FYI.

This story is over 5 years old.

Tech

MIT Researchers Offer a New Defense for an Old Target: Integer Overflow

DIODE goes where no debugger has gone before.

Computer scientists at MIT's CSAIL program have developed a novel defense against an old yet still omnipresent programming fuckup: allowing software users to overrun the (physical) limits of an allocated memory address. This is a vulnerability beloved by hackers and one that often leads to programmer self-sabotage via innocent yet catastrophic errors. Potential overruns are highly adept at code camouflage and notoriously difficult to debug.

Advertisement

In the age of anything-goes poser-proof JavaScript it's probably a bit too easy to forget about the actual guts of computing and its rules and persistent breakability, which are still governed by wires and electricity and binary bits. That's the risk of programming at super-high levels (with large amounts of coder-friendly abstraction and interpretation, like JavaScript)—buying into the illusion of limitless machines. And one of the more profound limits of these machines is in data types. Some data types can stash more information than others, and it's here that we find our old-school bug: data overflow. It only takes one to sink an entire program.

From x86 assembly code to JavaScript to Processing, programming is all about variables. Whether it's a string of alphanumeric characters, a long decimal sequence, or a user-defined object (which could be anything), values are associated with names, which are associated with types. The most basic type is an integer, usually referred to as an "int" in programming languages, and there are also "doubles" and "floats," which are usually for decimal (not whole number) values, "chars" for characters (letters and symbols), arrays (lists, basically), and a few others, depending on the level of abstraction given by a particular language.

These types represent sizes (in bytes, which are units of eight binary digits). An integer will represent four bytes of information or 32 bits. (A 32 bit computer is one that uses that as a standard size for manipulating and moving around data.) A "long long" data type can store 8 bytes, which widens the range of possible stored values immensely. An int can store a range of values between –2,147,483,648 and 2,147,483,647, while a long long can store numbers between –9,223,372,036,854,775,808 and 9,223,372,036,854,775,807.

Advertisement

Image:  cprogrammingexpert.com

The size of an int, in particular, is a direct or close to direct correspondence to the actual machine and its capabilities for data handling and processing. If a machine is presented with value that's too large to represent as an int—too large to store in an int's memory address—it will truncate it, lopping it off as necessary like the odometer in a car.
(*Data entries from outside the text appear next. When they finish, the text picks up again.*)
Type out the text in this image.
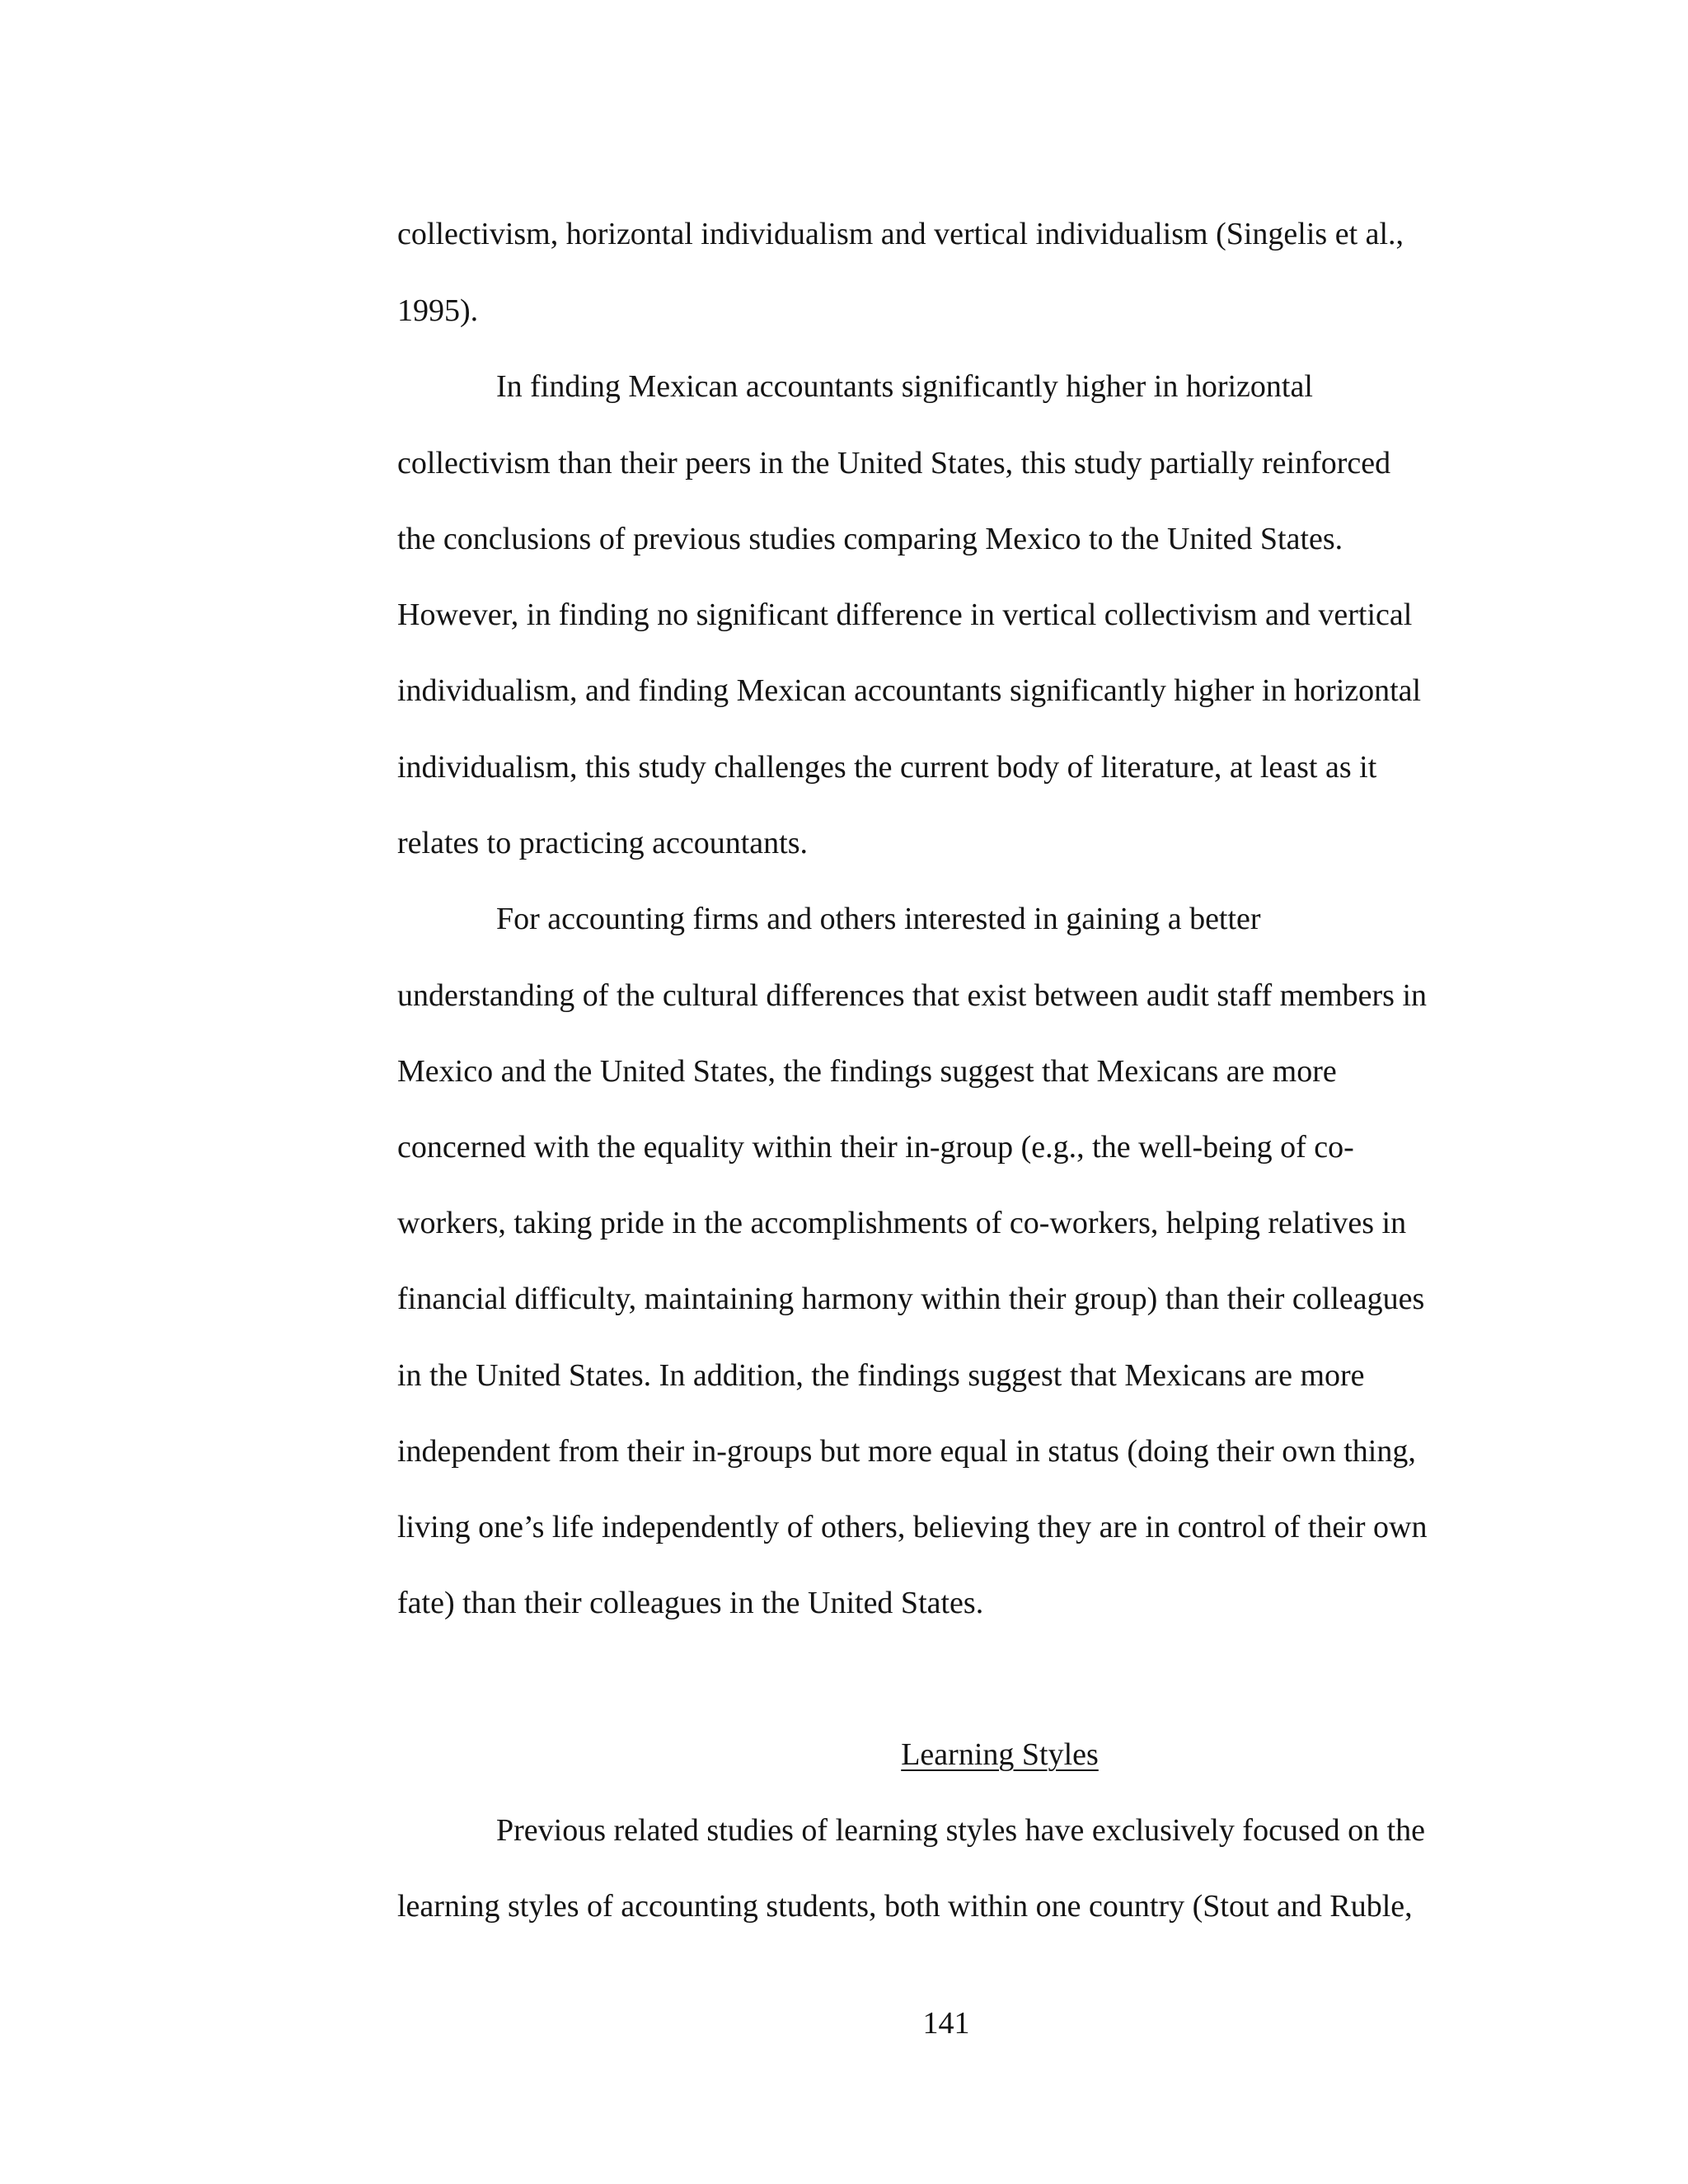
collectivism, horizontal individualism and vertical individualism (Singelis et al.,
1995).
In finding Mexican accountants significantly higher in horizontal
collectivism than their peers in the United States, this study partially reinforced
the conclusions of previous studies comparing Mexico to the United States.
However, in finding no significant difference in vertical collectivism and vertical
individualism, and finding Mexican accountants significantly higher in horizontal
individualism, this study challenges the current body of literature, at least as it
relates to practicing accountants.
For accounting firms and others interested in gaining a better
understanding of the cultural differences that exist between audit staff members in
Mexico and the United States, the findings suggest that Mexicans are more
concerned with the equality within their in-group (e.g., the well-being of co-
workers, taking pride in the accomplishments of co-workers, helping relatives in
financial difficulty, maintaining harmony within their group) than their colleagues
in the United States. In addition, the findings suggest that Mexicans are more
independent from their in-groups but more equal in status (doing their own thing,
living one’s life independently of others, believing they are in control of their own
fate) than their colleagues in the United States.
Learning Styles
Previous related studies of learning styles have exclusively focused on the
learning styles of accounting students, both within one country (Stout and Ruble,
141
This is how a program can wind up with bad data, which can break things, causing a program to terminate or worse.

In research being presented this month at the the Association for Computing Machinery's International Conference on Architectural Support for Programming Languages and Operating Systems, the MIT researchers will present an overflow debugging system, called DIODE (for Directed Integer Overflow Detection), that has so far successfully identified 11 whole new bugs within five common open-source programs, on top of three that had already been known.

"Integer overflow errors are an insidious source of software failures and security vulnerabilities," the researchers note in an accompanying paper. "Because programs with latent overflow errors often process typical inputs correctly, such errors can easily escape detection during testing only to appear later in production. Overflow errors that occur at memory allocation sites can be especially problematic as they comprise a prime target for code injection attacks."

Code injection is a bit what it sounds like. A hacker will identify a vulnerability in some piece of code, and use it to introduce their own code, which might be a worm or any other sort of exploit.

Advertisement

"A typical scenario is that a malicious input exploits the overflow to cause the program to allocate a memory block that is too small to hold the data that the program will write into the allocated block," the MIT group explains. "The resulting out-of-bounds writes can easily enable code injection attacks."

This sort of overflow debugging can be viewed as a search operation. A given program is taken as a graph (as in graph theory) that represents the possible flows of a sample input. Historically, this has meant probing or attempting to probe every possible path that an input might take, which adds up to be a whole lot of effort and time, with imperfect results.

"What this means is that you can find a lot of errors in the early input-processing code," offers Martin Rinard, a computer science professor and co-author on the new paper, in a separate summary. "But you haven't gotten past that part of the code before the whole thing poops out. And then there are all these errors deep in the program, and how do you find them?"

The DIODE solution also begins with a sample input, but, in this case, the input has a memory of sorts. As it probes deeper and deeper into the program, extra digits are added to its value. These digits are "symbolic expressions" that tell the human debugger what happened to the integer and where. As Rinard explains, the resulting values can reveal pages and pages of information about what happened as the input bounces around the system. While the sample input itself won't trigger an overflow, the resulting symbolic expression finds out what will.

The whole process is recursive. The problem with earlier debugging schemes is that once the sample input runs into an input check—put there by an attentive programmer—the process is over and so the debugging starts again at the beginning. With DIODE, once the sample input fails one of these checks, a new value is immediately computed using the symbolic expression and the checkpoint is tested again. This continues until either the revised sample input makes it through and on to the next potential vulnerability or it's determined that the programmer did a really good job at data validation and getting through the check is impossible.

Finally, Rinard and co. conclude, "Our results show that, for our benchmark set of applications, and for every target memory allocation site exercised by our seed inputs (which the applications process correctly with no overflows), either 1) DIODE is able to generate an input that triggers an overflow at that site or 2) there is no input that would trigger an overflow for the observed target expression at that site."